Tiga Tersangka, Satu Korporasi Diseret
Dalam pengembangan perkara ini, KPK telah menetapkan tiga tersangka individu dan satu tersangka korporasi, yaitu:
-Bintang Perbowo, mantan Direktur Utama PT Hutama Karya
-M. Rizal Sutjipto, mantan Kepala Divisi Pengembangan Bisnis Jalan Tol PT Hutama Karya
-Iskandar Zulkarnaen, Komisaris PT Sanitarindo Tangsel Jaya (STJ)
Namun, karena Iskandar Zulkarnaen telah meninggal dunia di tengah proses hukum, KPK mengambil langkah lanjutan dengan menetapkan PT STJ sebagai tersangka korporasi.
Selain itu, tim penyidik juga melakukan penggeledahan di dua lokasi strategis, yaitu kantor pusat PT Hutama Karya dan kantor anak perusahaannya, HK Realtindo.
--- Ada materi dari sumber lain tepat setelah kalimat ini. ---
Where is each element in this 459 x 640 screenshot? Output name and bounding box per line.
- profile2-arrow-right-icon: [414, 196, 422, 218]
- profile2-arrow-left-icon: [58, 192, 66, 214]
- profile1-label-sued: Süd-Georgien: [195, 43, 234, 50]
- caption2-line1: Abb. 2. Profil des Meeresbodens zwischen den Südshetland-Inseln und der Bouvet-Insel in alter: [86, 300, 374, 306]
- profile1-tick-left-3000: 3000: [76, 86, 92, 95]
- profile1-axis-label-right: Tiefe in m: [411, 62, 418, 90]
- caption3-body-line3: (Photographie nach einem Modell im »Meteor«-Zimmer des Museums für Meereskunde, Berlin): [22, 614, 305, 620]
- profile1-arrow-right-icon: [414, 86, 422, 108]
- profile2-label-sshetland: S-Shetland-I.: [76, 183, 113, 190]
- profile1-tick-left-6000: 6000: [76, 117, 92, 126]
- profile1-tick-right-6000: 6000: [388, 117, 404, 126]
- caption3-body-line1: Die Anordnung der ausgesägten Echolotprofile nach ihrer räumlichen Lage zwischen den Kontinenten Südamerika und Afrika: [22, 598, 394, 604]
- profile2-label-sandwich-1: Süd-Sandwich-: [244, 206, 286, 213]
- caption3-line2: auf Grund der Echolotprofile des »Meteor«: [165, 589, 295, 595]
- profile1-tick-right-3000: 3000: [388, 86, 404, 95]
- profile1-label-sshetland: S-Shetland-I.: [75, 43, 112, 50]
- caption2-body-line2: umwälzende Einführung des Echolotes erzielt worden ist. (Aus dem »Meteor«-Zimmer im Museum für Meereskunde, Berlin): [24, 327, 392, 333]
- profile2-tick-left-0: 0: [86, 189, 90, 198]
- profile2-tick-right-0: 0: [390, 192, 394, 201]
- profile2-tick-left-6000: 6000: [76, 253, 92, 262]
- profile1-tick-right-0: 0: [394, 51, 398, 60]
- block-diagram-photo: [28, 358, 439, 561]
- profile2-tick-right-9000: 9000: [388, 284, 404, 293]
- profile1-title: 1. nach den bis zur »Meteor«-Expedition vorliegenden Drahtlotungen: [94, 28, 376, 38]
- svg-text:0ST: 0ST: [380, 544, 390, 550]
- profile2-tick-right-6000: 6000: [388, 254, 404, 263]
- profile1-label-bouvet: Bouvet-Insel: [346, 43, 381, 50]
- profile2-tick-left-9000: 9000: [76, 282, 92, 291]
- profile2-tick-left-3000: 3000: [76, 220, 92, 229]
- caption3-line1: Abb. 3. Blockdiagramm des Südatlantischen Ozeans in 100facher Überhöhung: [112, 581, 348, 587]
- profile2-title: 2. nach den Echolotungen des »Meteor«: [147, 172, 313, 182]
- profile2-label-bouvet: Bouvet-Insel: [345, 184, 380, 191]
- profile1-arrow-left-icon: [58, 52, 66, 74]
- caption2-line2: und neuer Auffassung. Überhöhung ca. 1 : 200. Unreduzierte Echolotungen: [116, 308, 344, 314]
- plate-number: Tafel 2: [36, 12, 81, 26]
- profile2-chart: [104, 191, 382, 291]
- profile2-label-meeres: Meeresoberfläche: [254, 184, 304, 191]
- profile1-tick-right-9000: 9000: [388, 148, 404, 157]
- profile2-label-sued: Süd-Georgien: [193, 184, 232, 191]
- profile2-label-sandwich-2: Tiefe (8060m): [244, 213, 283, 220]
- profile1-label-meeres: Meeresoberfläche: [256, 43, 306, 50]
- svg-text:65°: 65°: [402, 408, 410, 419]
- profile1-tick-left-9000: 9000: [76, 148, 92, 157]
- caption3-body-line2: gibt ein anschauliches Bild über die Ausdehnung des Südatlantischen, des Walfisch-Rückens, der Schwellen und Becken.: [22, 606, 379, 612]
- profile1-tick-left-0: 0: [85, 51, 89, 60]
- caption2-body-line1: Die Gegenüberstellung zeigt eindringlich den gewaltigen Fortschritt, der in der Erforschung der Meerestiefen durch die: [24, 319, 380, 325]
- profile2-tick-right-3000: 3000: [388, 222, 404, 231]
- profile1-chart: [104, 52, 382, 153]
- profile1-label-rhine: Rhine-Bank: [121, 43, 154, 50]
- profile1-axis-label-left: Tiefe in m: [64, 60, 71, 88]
Dari penggeledahan tersebut, KPK berhasil mengamankan berbagai dokumen penting yang diduga terkait proses pengadaan lahan secara tidak sah.
"Dokumen yang kami temukan memuat sejumlah item pengadaan yang kuat dugaan dilakukan secara melawan hukum," terang juru bicara KPK tersebut.
Penyitaan Tanah Bernilai Ratusan Miliar
Langkah penyidikan diperkuat dengan penyitaan 54 bidang tanah milik almarhum Iskandar Zulkarnaen yang nilainya ditaksir mencapai Rp150 miliar. Ini menunjukkan besarnya nilai aset yang terlibat dalam kasus ini serta pentingnya proses asset recovery untuk mengembalikan kerugian negara.
KPK bekerja sama dengan Badan Pengawasan Keuangan dan Pembangunan (BPKP) untuk melakukan audit kerugian keuangan negara secara menyeluruh. Perhitungan ini diperlukan guna memperjelas dampak kerugian riil negara akibat praktik korupsi yang terjadi dalam pengadaan lahan strategis tersebut.
Dengan upaya penyidikan yang terus dilakukan, KPK menunjukkan komitmennya dalam membongkar praktik korupsi di sektor infrastruktur strategis. Pengadaan lahan untuk proyek Jalan Tol Trans Sumatra yang semula ditujukan untuk mempercepat konektivitas nasional, justru dijadikan celah untuk memperkaya pihak-pihak tertentu secara ilegal. Pemeriksaan terhadap saksi kunci seperti M. Luthflil Chakim diharapkan dapat membuka tabir lebih jauh mengenai peran masing-masing pihak dalam skandal korupsi ini.